Red Dead Redemption 2 : une féministe grisonnante érigée en cible de choix par un YouTuber

Régulièrement prises à parti sur les réseaux sociaux, les féministes semblent également devenir des cibles de choix sur… Red Dead Redemption 2. Prenant place en 1899, l’intrigue de la dernière production de Rockstar – lancée le 26 octobre dernier sur Xbox One et PlayStation 4 -, met en scène les premières militantes pour le droit de vote des femmes. Quelques-unes de ces « suffragettes » américaines, qui n’ont obtenu gain de cause qu’au début des années 20 aux États-Unis, sont présentes dans les rues de certaines villes du jeu, aux côtés de pancartes arborant des slogans égalitaires.

Comme le pointe BFMTV, l’un de ces PNJ (personnages non-joueur), une féministe d’une soixantaine d’années, est devenu le souffre-douleur de « Shirrako », un YouTuber auto-désigné « Roi de la qualité », dénombrant quelques 480.000 abonnés.
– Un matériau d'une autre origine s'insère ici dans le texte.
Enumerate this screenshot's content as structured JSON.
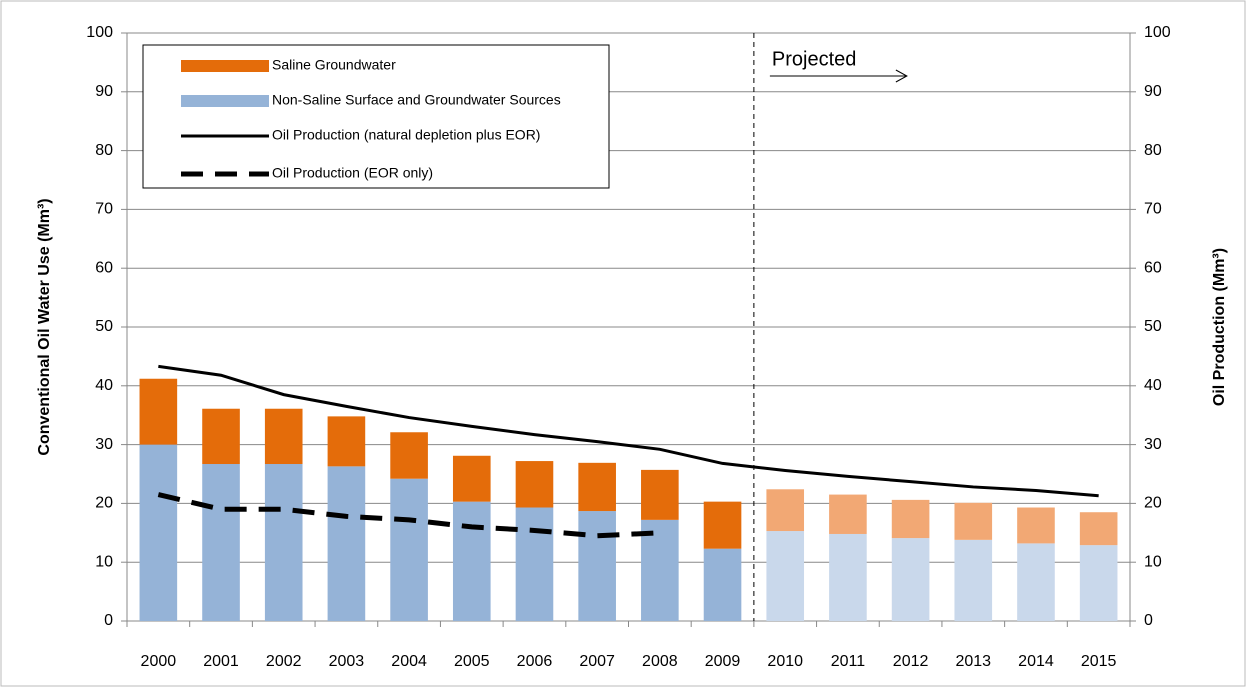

Au travers d’une série de brèves vidéos aux titres évocateurs, l’intéressé torture virtuellement la militante, en la frappant, en la jetant sous un train, ou en la donnant en pâture aux alligators tapis dans les régions marécageuses du titre.

Présente dans Red Dead Redemption 2, une militante pour le droit de vote des femmes est la cible de choix d’un YouTuber anglo-saxon spécialisé dans les « let’s play ». Ce dernier s’amuse à la violenter virtuellement pour faire des vues.

Publié deux jours seulement après le lancement de Red Dead Redemption 2, « Frapper une féministe irritante« , l’un de ces clips vidéo capturés au cours d’une partie, a déjà été visionné 1.4 millions de fois, avec à la clé une large majorité de likes. Dans les commentaires, de nombreux utilisateurs saluent l’initiative de Shirrako, tandis que d’autres moquent les féministes actuel(le)s, ainsi que certains médias américains jugés complaisants à leur égard.

La liberté offerte par Red Dead Redemption 2… et ses revers

Dans un long article dédié à ces quelques vidéos, Motherboard évoque la liberté offerte aux joueurs dans Red Dead Redemption 2 et reproche à Rockstar de ne pas interdire ce genre d’agissements à l’encontre des féministes dans son jeu. En effet, s’il est impossible de faire du mal à un enfant dans Red Dead Redemption 2, frapper ou tuer une féministe est permis, mais sans jamais être encouragé. Ces actes vaudront d’ailleurs au joueur d’être recherché in-game, et le personnage que l’on incarne dans le jeu verra également sa tête être mise à prix.

Ajoutons que, dans le dernier titre de Rockstar, la violence peut être employée à l’encontre de n’importe quel PNJ, tout comme il est possible d’interagir paisiblement avec ces derniers. Le choix de l’approche étant intégralement laissé à la discrétion du joueur.

Interrogé par Motherboard, Shirrako, le YouTuber pointé du doigt pour ses vidéos controversées s’est défendu de vouloir faire passer un quelconque message politique. Il assure simplement avoir souhaité partager un « passage amusant » d’une partie initialement diffusée en direct.

« Je ne sais pas si c’est volontaire de la part de Rockstar, mais ce PNJ est plutôt agaçant. Quand vous voulez vous acheter des vêtements dans le jeu, vos échanges avec le propriétaire de la boutique sont sans cesse interrompus par les [slogans qu’elle clame]. Je voulais simplement faire les boutiques tranquille« , a-t-il expliqué, ajoutant ne pas souhaiter censurer les commentaires sexistes laissés au bas de sa vidéo. « Clairement, je ne suis pas d’accord avec les commentaires sexistes, mais je ne peux pas faire grand-chose contre. Je n’aime pas censurer l’opinion des gens, que je sois d’accord avec eux ou non« .

Notons que ce type de contenus, inutilement violents, a tendance à fleurir sur YouTube à chaque lancement d’un nouveau titre issu des studios de Rockstar. Régulièrement critiqué pour les actes perpétrés contre les femmes dans ses jeux, l’éditeur à l’étoile se verra, peut-être, contraint d’agir à l’avenir. Reste à savoir si brider l’ensemble des joueurs (en rendant, par exemple, d’autres catégories de PNJ intouchables) est une solution défendable pour contrer les excès de quelques uns.